As a child, however, Collier was more familiar with milk than merlot; her father owned a company that delivered milk to customers’ homes. Collier and her husband, Lou, developed an appreciation for fine wine while living in West Virginia, of all places. Credit a boutique wine store in nearby Marietta, Ohio. “We started playing with wine, and having parties and matching food and wine,” she recalls.
When her husband, a DuPont Co. employee, was transferred to Holland and then Geneva, Switzerland, their passion for wine took off. Six years later, when they moved to Delaware, they brought 600 bottles of European wine with them to cellar.
Given that wine was not ready, she visited a local store to find a selection to serve with veal in an herb-cream sauce. She told the clerk what she was making and requested a recommendation. He replied, “Lady, the whites are over there, and the reds are there—take your pick.”
The selection, she recalls, was terrible. So, she decided to take matters into her own hands. Within the week, she had a storefront in Wilmington’s Little Italy section. “I’m a 24-hour-from-start-to-finish kind of person,” she says. “That’s never changed.”
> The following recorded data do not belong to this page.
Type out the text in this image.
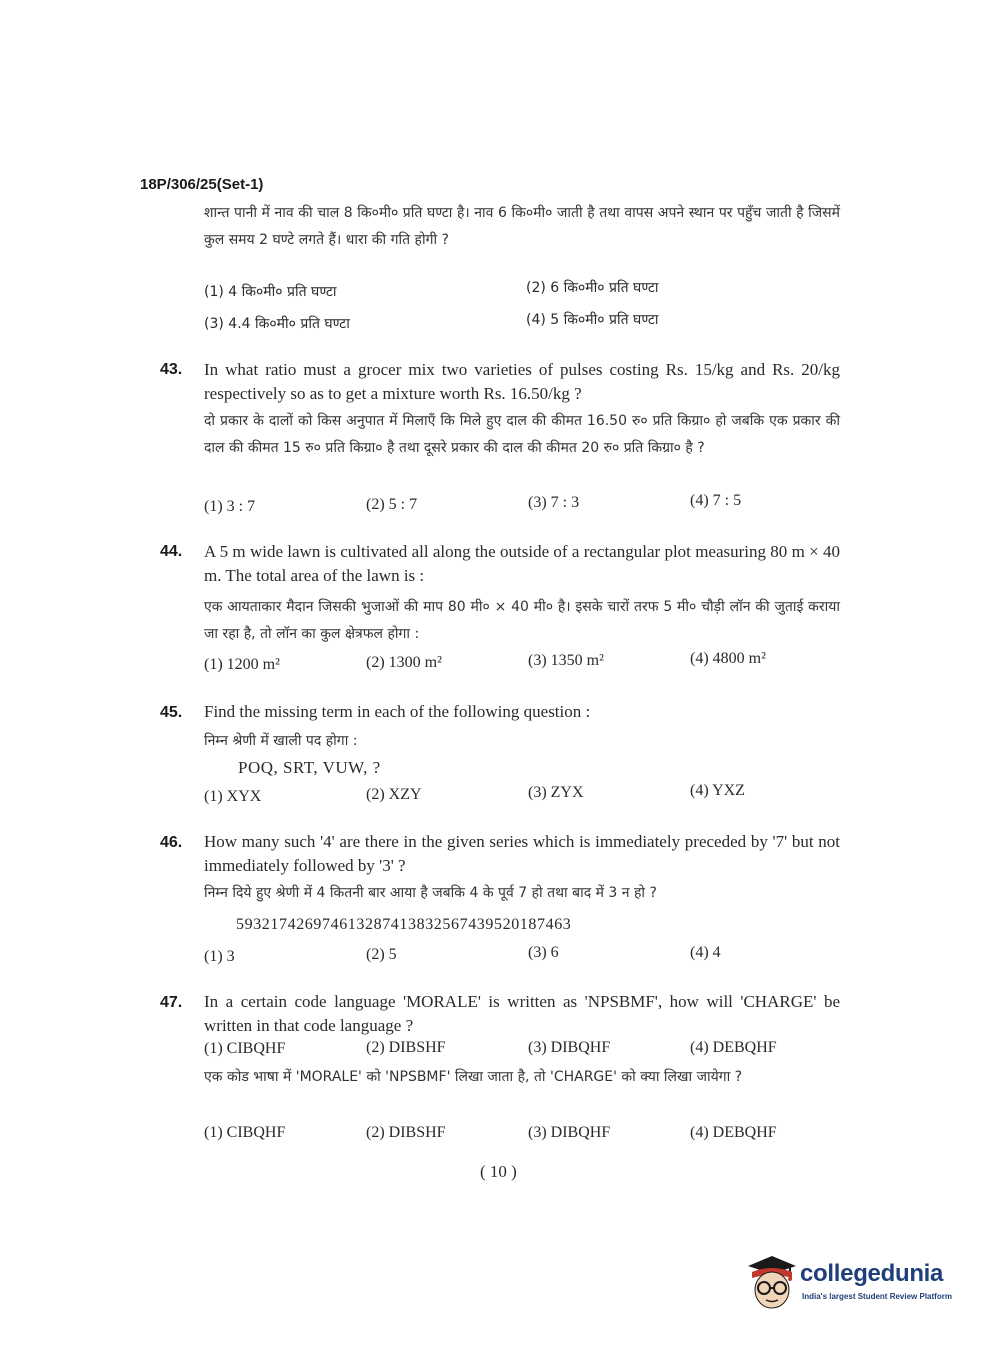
18P/306/25(Set-1)
शान्त पानी में नाव की चाल 8 कि०मी० प्रति घण्टा है। नाव 6 कि०मी० जाती है तथा वापस अपने स्थान पर पहुँच जाती है जिसमें कुल समय 2 घण्टे लगते हैं। धारा की गति होगी ?
(1) 4 कि०मी० प्रति घण्टा	(2) 6 कि०मी० प्रति घण्टा
(3) 4.4 कि०मी० प्रति घण्टा	(4) 5 कि०मी० प्रति घण्टा
43. In what ratio must a grocer mix two varieties of pulses costing Rs. 15/kg and Rs. 20/kg respectively so as to get a mixture worth Rs. 16.50/kg ?
दो प्रकार के दालों को किस अनुपात में मिलाएँ कि मिले हुए दाल की कीमत 16.50 रु० प्रति किग्रा० हो जबकि एक प्रकार की दाल की कीमत 15 रु० प्रति किग्रा० है तथा दूसरे प्रकार की दाल की कीमत 20 रु० प्रति किग्रा० है ?
(1) 3 : 7	(2) 5 : 7	(3) 7 : 3	(4) 7 : 5
44. A 5 m wide lawn is cultivated all along the outside of a rectangular plot measuring 80 m × 40 m. The total area of the lawn is :
एक आयताकार मैदान जिसकी भुजाओं की माप 80 मी० × 40 मी० है। इसके चारों तरफ 5 मी० चौड़ी लॉन की जुताई कराया जा रहा है, तो लॉन का कुल क्षेत्रफल होगा :
(1) 1200 m²	(2) 1300 m²	(3) 1350 m²	(4) 4800 m²
45. Find the missing term in each of the following question :
निम्न श्रेणी में खाली पद होगा :
POQ, SRT, VUW, ?
(1) XYX	(2) XZY	(3) ZYX	(4) YXZ
46. How many such '4' are there in the given series which is immediately preceded by '7' but not immediately followed by '3' ?
निम्न दिये हुए श्रेणी में 4 कितनी बार आया है जबकि 4 के पूर्व 7 हो तथा बाद में 3 न हो ?
5 9 3 2 1 7 4 2 6 9 7 4 6 1 3 2 8 7 4 1 3 8 3 2 5 6 7 4 3 9 5 2 0 1 8 7 4 6 3
(1) 3	(2) 5	(3) 6	(4) 4
47. In a certain code language 'MORALE' is written as 'NPSBMF', how will 'CHARGE' be written in that code language ?
(1) CIBQHF	(2) DIBSHF	(3) DIBQHF	(4) DEBQHF
एक कोड भाषा में 'MORALE' को 'NPSBMF' लिखा जाता है, तो 'CHARGE' को क्या लिखा जायेगा ?
(1) CIBQHF	(2) DIBSHF	(3) DIBQHF	(4) DEBQHF
( 10 )
collegedunia
India's largest Student Review Platform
Since Delaware law forbade in-shop wine tastings, she called then- Governor Mike Castle and told him she would write a bill. He agreed to sign it if she got it through the Legislature. She wrote the bill and spoke on the House and Senate floors. It passed in two weeks.
Collier went on to write so many bills that she was asked to join a committee with legislators and a representative of the liquor commission to rewrite rules for retailers. “When I was getting started in the wine business in Delaware, Linda was my SHEro,” says Peggy Raley- Ward, who started Nassau Valley Vineyards in Lewes in the 1980s. To sell directly to consumers, Raley-Ward also had to storm Legislative Hall.
Located in Centreville, Delaware since the 1990s, Collier’s remains known for its classes. “I went to a popcorn-and-wine pairing seminar that was super fun and informative,” Graves says. Five longtime best friends, who call themselves the “Girlies,” first met in a Collier’s class.
When Collier is not talking wine, she travels to Vietnam, South Africa, Sri Lanka and other foreign locales to volunteer with Habitat for Humanity. But when she’s in Delaware, the self-professed “cellar mistress” is nearly always in the shop, ready to offer advice.
“If you make yourself unique, people need to come to you,” notes Collie. While she isn’t fond of electronic communications, she’s not worried about e-business competition. “I feel real wine people will always prefer to go to a shop and interact with someone who knows wine rather than receive it in the mail. There’s absolutely no romance or fun in that.”
Wine experiences, she concludes, are meant to be shared.
Entertaining Tips
Linda Collier of Collier’s of Centreville isn’t shy when it comes to breaking out the bubbly. Sparkling wines aren’t just for holidays, she maintains. “This country is just beginning to understand that bubbles are for every day and not just an occasion,” she says. “You open one, and it becomes an occasion.”